Budget Debate Begins with Proposal to Cut Transport Programs


"I am instructing each of the 12 appropriations subcommittees to produce specific, substantive and comprehensive spending cuts," Rogers said in a statement. "We are going to go line by line to weed out and eliminate unnecessary, wasteful or excessive spending."

It is not yet clear, however, how the cuts would affect transportation.

The budget authority cuts Rogers is proposing could not touch the federal highway program or truck safety programs because they are not in the discretionary budget, said Jack Basso, chief operating officer of the American Association of State Highway and Transportation Officials.

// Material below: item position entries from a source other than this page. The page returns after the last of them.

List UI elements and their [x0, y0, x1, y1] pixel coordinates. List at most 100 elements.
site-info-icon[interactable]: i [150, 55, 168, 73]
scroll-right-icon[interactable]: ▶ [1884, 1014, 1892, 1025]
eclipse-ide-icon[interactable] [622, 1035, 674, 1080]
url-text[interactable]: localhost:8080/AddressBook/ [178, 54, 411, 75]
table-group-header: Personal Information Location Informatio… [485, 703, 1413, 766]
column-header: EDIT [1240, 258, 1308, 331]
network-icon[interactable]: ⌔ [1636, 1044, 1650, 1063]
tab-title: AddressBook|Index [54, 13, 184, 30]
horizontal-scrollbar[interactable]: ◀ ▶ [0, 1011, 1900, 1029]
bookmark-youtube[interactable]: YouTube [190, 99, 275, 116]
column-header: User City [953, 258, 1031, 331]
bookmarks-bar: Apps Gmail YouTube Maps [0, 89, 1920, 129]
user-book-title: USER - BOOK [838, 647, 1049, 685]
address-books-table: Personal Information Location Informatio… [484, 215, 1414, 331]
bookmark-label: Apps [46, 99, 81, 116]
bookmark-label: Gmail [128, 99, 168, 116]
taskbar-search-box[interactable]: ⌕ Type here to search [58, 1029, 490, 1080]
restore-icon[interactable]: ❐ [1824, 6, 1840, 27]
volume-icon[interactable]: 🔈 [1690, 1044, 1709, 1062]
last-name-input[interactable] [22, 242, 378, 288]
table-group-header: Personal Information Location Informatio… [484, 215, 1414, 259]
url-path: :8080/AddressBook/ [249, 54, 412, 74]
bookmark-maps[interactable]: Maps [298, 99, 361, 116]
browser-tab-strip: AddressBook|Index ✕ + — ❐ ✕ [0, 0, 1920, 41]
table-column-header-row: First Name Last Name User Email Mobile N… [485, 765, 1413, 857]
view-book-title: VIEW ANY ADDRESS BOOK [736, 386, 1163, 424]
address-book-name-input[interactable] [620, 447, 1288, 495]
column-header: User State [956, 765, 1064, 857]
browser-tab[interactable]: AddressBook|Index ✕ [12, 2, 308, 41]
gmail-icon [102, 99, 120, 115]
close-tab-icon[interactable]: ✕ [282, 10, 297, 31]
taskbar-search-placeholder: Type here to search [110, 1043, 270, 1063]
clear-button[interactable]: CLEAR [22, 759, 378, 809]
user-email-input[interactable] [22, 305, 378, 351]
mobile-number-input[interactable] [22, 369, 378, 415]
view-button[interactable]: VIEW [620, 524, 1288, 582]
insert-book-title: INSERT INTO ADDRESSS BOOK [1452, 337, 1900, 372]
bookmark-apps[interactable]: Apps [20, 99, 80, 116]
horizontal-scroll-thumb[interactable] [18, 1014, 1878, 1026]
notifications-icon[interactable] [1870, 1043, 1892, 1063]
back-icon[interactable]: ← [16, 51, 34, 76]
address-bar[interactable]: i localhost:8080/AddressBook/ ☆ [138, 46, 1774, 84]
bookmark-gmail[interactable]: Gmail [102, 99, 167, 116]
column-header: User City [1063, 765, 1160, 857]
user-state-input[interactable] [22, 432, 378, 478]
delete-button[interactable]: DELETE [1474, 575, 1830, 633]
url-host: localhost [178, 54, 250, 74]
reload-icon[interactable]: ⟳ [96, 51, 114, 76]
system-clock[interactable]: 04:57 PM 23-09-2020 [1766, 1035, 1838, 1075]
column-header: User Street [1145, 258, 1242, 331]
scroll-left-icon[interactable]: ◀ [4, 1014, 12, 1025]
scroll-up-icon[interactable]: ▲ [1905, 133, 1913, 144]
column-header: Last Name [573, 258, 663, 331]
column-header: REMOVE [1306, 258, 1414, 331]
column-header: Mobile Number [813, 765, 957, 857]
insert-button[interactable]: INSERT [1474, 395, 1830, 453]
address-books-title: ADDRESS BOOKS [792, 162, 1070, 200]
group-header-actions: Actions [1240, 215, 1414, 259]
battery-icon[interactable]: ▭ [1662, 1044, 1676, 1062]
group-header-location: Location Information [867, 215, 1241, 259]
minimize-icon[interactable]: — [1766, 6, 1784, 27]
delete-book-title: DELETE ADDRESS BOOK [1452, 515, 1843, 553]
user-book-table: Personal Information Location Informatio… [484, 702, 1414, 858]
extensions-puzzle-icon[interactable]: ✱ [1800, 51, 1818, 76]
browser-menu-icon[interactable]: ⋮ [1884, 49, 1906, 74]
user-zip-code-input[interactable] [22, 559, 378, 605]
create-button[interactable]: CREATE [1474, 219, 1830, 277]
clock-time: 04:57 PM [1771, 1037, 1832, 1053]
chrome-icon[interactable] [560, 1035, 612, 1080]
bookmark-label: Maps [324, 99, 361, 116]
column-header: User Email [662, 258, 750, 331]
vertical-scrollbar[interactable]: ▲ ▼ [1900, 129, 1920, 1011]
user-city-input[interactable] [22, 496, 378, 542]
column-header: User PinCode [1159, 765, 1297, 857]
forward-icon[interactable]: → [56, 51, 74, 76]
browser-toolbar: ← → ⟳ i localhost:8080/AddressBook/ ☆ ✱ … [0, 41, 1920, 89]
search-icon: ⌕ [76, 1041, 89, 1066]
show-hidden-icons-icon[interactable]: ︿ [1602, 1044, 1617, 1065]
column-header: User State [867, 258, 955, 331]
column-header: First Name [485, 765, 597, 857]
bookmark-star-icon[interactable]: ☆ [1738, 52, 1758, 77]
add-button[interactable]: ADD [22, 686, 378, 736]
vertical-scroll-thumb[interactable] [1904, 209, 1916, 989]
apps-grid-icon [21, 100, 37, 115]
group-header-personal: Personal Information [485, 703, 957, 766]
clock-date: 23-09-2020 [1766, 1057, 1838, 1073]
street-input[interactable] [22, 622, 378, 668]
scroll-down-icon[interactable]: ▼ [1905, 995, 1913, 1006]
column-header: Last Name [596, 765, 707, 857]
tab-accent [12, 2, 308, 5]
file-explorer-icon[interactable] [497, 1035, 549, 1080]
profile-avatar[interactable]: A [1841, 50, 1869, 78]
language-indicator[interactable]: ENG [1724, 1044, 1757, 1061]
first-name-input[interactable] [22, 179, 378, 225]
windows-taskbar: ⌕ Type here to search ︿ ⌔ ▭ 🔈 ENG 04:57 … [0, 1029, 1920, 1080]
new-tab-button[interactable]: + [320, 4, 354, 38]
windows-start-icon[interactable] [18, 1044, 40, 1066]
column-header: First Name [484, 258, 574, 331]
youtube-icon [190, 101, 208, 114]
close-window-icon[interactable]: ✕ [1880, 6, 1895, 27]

Basso said AASHTO is still trying to sort out exactly how the Budget Committee plan will work, but said it is possible that the programs most likely to be affected would be transit new starts and high-speed rail. The highway program may or may not be affected, he said.

In any event, Congress has a long way to go before a decision is made. "If the budget emerges from the House around those numbers, you still have the Senate and the administration to contend with," he said. "This is the beginning, not the end."

The government is operating on a continuing resolution that expires March 4.